Jetstar introduces ‘Ask Jess’, the virtual travel assistant

Airline Jetstar has unveiled a new virtual assistant called Ask Jess which can simulate ‘human-like’ conversations with customers.

Airline Jetstar has unveiled a new virtual assistant called Ask Jess which can simulate ‘human-like’ conversations with customers.


Ask Jess is based in Nuance Nina Web, an intelligent virtual assistant developed by NASDAQ-listed Nuance Communications.


Jetstar believes the innovation will offer website visitors an easier way to access information and make bookings of seats and ancillaries.


It used Nuance’s Natural Language Understanding (NLU) technology allows applications like Ask Jess to understand a customer’s intent through an interactive, text-based chat experience. 

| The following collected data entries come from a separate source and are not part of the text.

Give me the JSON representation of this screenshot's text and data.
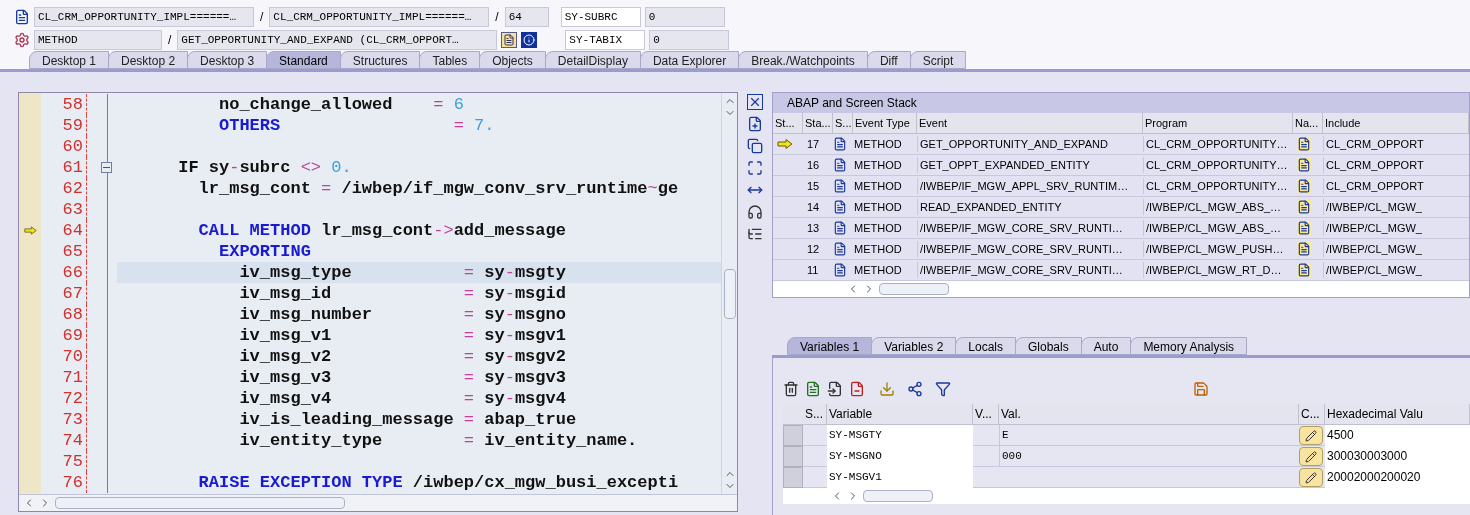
{
  "header": {
    "rows": [
      {
        "fields": [
          {
            "kind": "field",
            "text": "CL_CRM_OPPORTUNITY_IMPL======…"
          },
          {
            "kind": "sep",
            "text": "/"
          },
          {
            "kind": "field",
            "text": "CL_CRM_OPPORTUNITY_IMPL======…"
          },
          {
            "kind": "sep",
            "text": "/"
          },
          {
            "kind": "field",
            "text": "64"
          },
          {
            "kind": "sysname",
            "text": "SY-SUBRC"
          },
          {
            "kind": "field",
            "text": "0"
          }
        ]
      },
      {
        "fields": [
          {
            "kind": "field",
            "text": "METHOD"
          },
          {
            "kind": "sep",
            "text": "/"
          },
          {
            "kind": "field",
            "text": "GET_OPPORTUNITY_AND_EXPAND (CL_CRM_OPPORT…"
          },
          {
            "kind": "buttons"
          },
          {
            "kind": "sysname",
            "text": "SY-TABIX"
          },
          {
            "kind": "field",
            "text": "0"
          }
        ]
      }
    ]
  },
  "tabs": [
    {
      "label": "Desktop 1",
      "selected": false
    },
    {
      "label": "Desktop 2",
      "selected": false
    },
    {
      "label": "Desktop 3",
      "selected": false
    },
    {
      "label": "Standard",
      "selected": true
    },
    {
      "label": "Structures",
      "selected": false
    },
    {
      "label": "Tables",
      "selected": false
    },
    {
      "label": "Objects",
      "selected": false
    },
    {
      "label": "DetailDisplay",
      "selected": false
    },
    {
      "label": "Data Explorer",
      "selected": false
    },
    {
      "label": "Break./Watchpoints",
      "selected": false
    },
    {
      "label": "Diff",
      "selected": false
    },
    {
      "label": "Script",
      "selected": false
    }
  ],
  "editor": {
    "lines": [
      {
        "number": "58",
        "current": false,
        "cursor": false,
        "fold": false,
        "segments": [
          {
            "kind": "plain",
            "text": "          no_change_allowed    "
          },
          {
            "kind": "operator",
            "text": "="
          },
          {
            "kind": "number",
            "text": " 6"
          }
        ]
      },
      {
        "number": "59",
        "current": false,
        "cursor": false,
        "fold": false,
        "segments": [
          {
            "kind": "keyword",
            "text": "          OTHERS                 "
          },
          {
            "kind": "operator",
            "text": "="
          },
          {
            "kind": "number",
            "text": " 7."
          }
        ]
      },
      {
        "number": "60",
        "current": false,
        "cursor": false,
        "fold": false
      },
      {
        "number": "61",
        "current": false,
        "cursor": false,
        "fold": true,
        "segments": [
          {
            "kind": "plain",
            "text": "      IF sy"
          },
          {
            "kind": "operator",
            "text": "-"
          },
          {
            "kind": "plain",
            "text": "subrc "
          },
          {
            "kind": "operator",
            "text": "<>"
          },
          {
            "kind": "number",
            "text": " 0."
          }
        ]
      },
      {
        "number": "62",
        "current": false,
        "cursor": false,
        "fold": false,
        "segments": [
          {
            "kind": "plain",
            "text": "        lr_msg_cont "
          },
          {
            "kind": "operator",
            "text": "="
          },
          {
            "kind": "plain",
            "text": " /iwbep/if_mgw_conv_srv_runtime"
          },
          {
            "kind": "operator",
            "text": "~"
          },
          {
            "kind": "plain",
            "text": "ge"
          }
        ]
      },
      {
        "number": "63",
        "current": false,
        "cursor": false,
        "fold": false
      },
      {
        "number": "64",
        "current": true,
        "cursor": false,
        "fold": false,
        "segments": [
          {
            "kind": "keyword",
            "text": "        CALL METHOD"
          },
          {
            "kind": "plain",
            "text": " lr_msg_cont"
          },
          {
            "kind": "operator",
            "text": "->"
          },
          {
            "kind": "plain",
            "text": "add_message"
          }
        ]
      },
      {
        "number": "65",
        "current": false,
        "cursor": false,
        "fold": false,
        "segments": [
          {
            "kind": "keyword",
            "text": "          EXPORTING"
          }
        ]
      },
      {
        "number": "66",
        "current": false,
        "cursor": true,
        "fold": false,
        "segments": [
          {
            "kind": "plain",
            "text": "            iv_msg_type           "
          },
          {
            "kind": "operator",
            "text": "="
          },
          {
            "kind": "plain",
            "text": " sy"
          },
          {
            "kind": "operator",
            "text": "-"
          },
          {
            "kind": "plain",
            "text": "msgty"
          }
        ]
      },
      {
        "number": "67",
        "current": false,
        "cursor": false,
        "fold": false,
        "segments": [
          {
            "kind": "plain",
            "text": "            iv_msg_id             "
          },
          {
            "kind": "operator",
            "text": "="
          },
          {
            "kind": "plain",
            "text": " sy"
          },
          {
            "kind": "operator",
            "text": "-"
          },
          {
            "kind": "plain",
            "text": "msgid"
          }
        ]
      },
      {
        "number": "68",
        "current": false,
        "cursor": false,
        "fold": false,
        "segments": [
          {
            "kind": "plain",
            "text": "            iv_msg_number         "
          },
          {
            "kind": "operator",
            "text": "="
          },
          {
            "kind": "plain",
            "text": " sy"
          },
          {
            "kind": "operator",
            "text": "-"
          },
          {
            "kind": "plain",
            "text": "msgno"
          }
        ]
      },
      {
        "number": "69",
        "current": false,
        "cursor": false,
        "fold": false,
        "segments": [
          {
            "kind": "plain",
            "text": "            iv_msg_v1             "
          },
          {
            "kind": "operator",
            "text": "="
          },
          {
            "kind": "plain",
            "text": " sy"
          },
          {
            "kind": "operator",
            "text": "-"
          },
          {
            "kind": "plain",
            "text": "msgv1"
          }
        ]
      },
      {
        "number": "70",
        "current": false,
        "cursor": false,
        "fold": false,
        "segments": [
          {
            "kind": "plain",
            "text": "            iv_msg_v2             "
          },
          {
            "kind": "operator",
            "text": "="
          },
          {
            "kind": "plain",
            "text": " sy"
          },
          {
            "kind": "operator",
            "text": "-"
          },
          {
            "kind": "plain",
            "text": "msgv2"
          }
        ]
      },
      {
        "number": "71",
        "current": false,
        "cursor": false,
        "fold": false,
        "segments": [
          {
            "kind": "plain",
            "text": "            iv_msg_v3             "
          },
          {
            "kind": "operator",
            "text": "="
          },
          {
            "kind": "plain",
            "text": " sy"
          },
          {
            "kind": "operator",
            "text": "-"
          },
          {
            "kind": "plain",
            "text": "msgv3"
          }
        ]
      },
      {
        "number": "72",
        "current": false,
        "cursor": false,
        "fold": false,
        "segments": [
          {
            "kind": "plain",
            "text": "            iv_msg_v4             "
          },
          {
            "kind": "operator",
            "text": "="
          },
          {
            "kind": "plain",
            "text": " sy"
          },
          {
            "kind": "operator",
            "text": "-"
          },
          {
            "kind": "plain",
            "text": "msgv4"
          }
        ]
      },
      {
        "number": "73",
        "current": false,
        "cursor": false,
        "fold": false,
        "segments": [
          {
            "kind": "plain",
            "text": "            iv_is_leading_message "
          },
          {
            "kind": "operator",
            "text": "="
          },
          {
            "kind": "plain",
            "text": " abap_true"
          }
        ]
      },
      {
        "number": "74",
        "current": false,
        "cursor": false,
        "fold": false,
        "segments": [
          {
            "kind": "plain",
            "text": "            iv_entity_type        "
          },
          {
            "kind": "operator",
            "text": "="
          },
          {
            "kind": "plain",
            "text": " iv_entity_name."
          }
        ]
      },
      {
        "number": "75",
        "current": false,
        "cursor": false,
        "fold": false
      },
      {
        "number": "76",
        "current": false,
        "cursor": false,
        "fold": false,
        "segments": [
          {
            "kind": "keyword",
            "text": "        RAISE EXCEPTION TYPE"
          },
          {
            "kind": "plain",
            "text": " /iwbep/cx_mgw_busi_excepti"
          }
        ]
      }
    ]
  },
  "stack": {
    "title": "ABAP and Screen Stack",
    "columns": [
      "St...",
      "Sta...",
      "S...",
      "Event Type",
      "Event",
      "Program",
      "Na...",
      "Include"
    ],
    "rows": [
      {
        "current": true,
        "stack_no": "17",
        "event_type": "METHOD",
        "event": "GET_OPPORTUNITY_AND_EXPAND",
        "program": "CL_CRM_OPPORTUNITY…",
        "include": "CL_CRM_OPPORT"
      },
      {
        "current": false,
        "stack_no": "16",
        "event_type": "METHOD",
        "event": "GET_OPPT_EXPANDED_ENTITY",
        "program": "CL_CRM_OPPORTUNITY…",
        "include": "CL_CRM_OPPORT"
      },
      {
        "current": false,
        "stack_no": "15",
        "event_type": "METHOD",
        "event": "/IWBEP/IF_MGW_APPL_SRV_RUNTIM…",
        "program": "CL_CRM_OPPORTUNITY…",
        "include": "CL_CRM_OPPORT"
      },
      {
        "current": false,
        "stack_no": "14",
        "event_type": "METHOD",
        "event": "READ_EXPANDED_ENTITY",
        "program": "/IWBEP/CL_MGW_ABS_…",
        "include": "/IWBEP/CL_MGW_"
      },
      {
        "current": false,
        "stack_no": "13",
        "event_type": "METHOD",
        "event": "/IWBEP/IF_MGW_CORE_SRV_RUNTI…",
        "program": "/IWBEP/CL_MGW_ABS_…",
        "include": "/IWBEP/CL_MGW_"
      },
      {
        "current": false,
        "stack_no": "12",
        "event_type": "METHOD",
        "event": "/IWBEP/IF_MGW_CORE_SRV_RUNTI…",
        "program": "/IWBEP/CL_MGW_PUSH…",
        "include": "/IWBEP/CL_MGW_"
      },
      {
        "current": false,
        "stack_no": "11",
        "event_type": "METHOD",
        "event": "/IWBEP/IF_MGW_CORE_SRV_RUNTI…",
        "program": "/IWBEP/CL_MGW_RT_D…",
        "include": "/IWBEP/CL_MGW_"
      }
    ]
  },
  "variables": {
    "tabs": [
      {
        "label": "Variables 1",
        "selected": true
      },
      {
        "label": "Variables 2",
        "selected": false
      },
      {
        "label": "Locals",
        "selected": false
      },
      {
        "label": "Globals",
        "selected": false
      },
      {
        "label": "Auto",
        "selected": false
      },
      {
        "label": "Memory Analysis",
        "selected": false
      }
    ],
    "columns": [
      "S...",
      "Variable",
      "V...",
      "Val.",
      "C...",
      "Hexadecimal Valu"
    ],
    "rows": [
      {
        "variable": "SY-MSGTY",
        "value": "E",
        "hex": "4500"
      },
      {
        "variable": "SY-MSGNO",
        "value": "000",
        "hex": "300030003000"
      },
      {
        "variable": "SY-MSGV1",
        "hex": "20002000200020"
      }
    ]
  }
}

Ian Watson, head of customer care, Jetstar said: “It’s clear that consumers want greater levels of service on the Web.


“Our aim with Ask Jess was to deliver a truly innovative experience with a virtual assistant – to not only provide information more quickly, but to provide the right information, based on an understanding of what the consumer needs. 


“Jess has already been quite busy handling requests that would have otherwise gone straight to our contact centre, and she’s doing great work.


“In fact, in just her first five days on the job, she has successfully answered over 77% of all requests.” 


Ask Jess is available 24 hours a day, seven days a week to customers on the Australian version of Jetstar.com.


The service will be rolled out in New Zealand, Singapore and all other English versions of the site early next year.


Japanese and simplified Chinese versions of the service are also planned.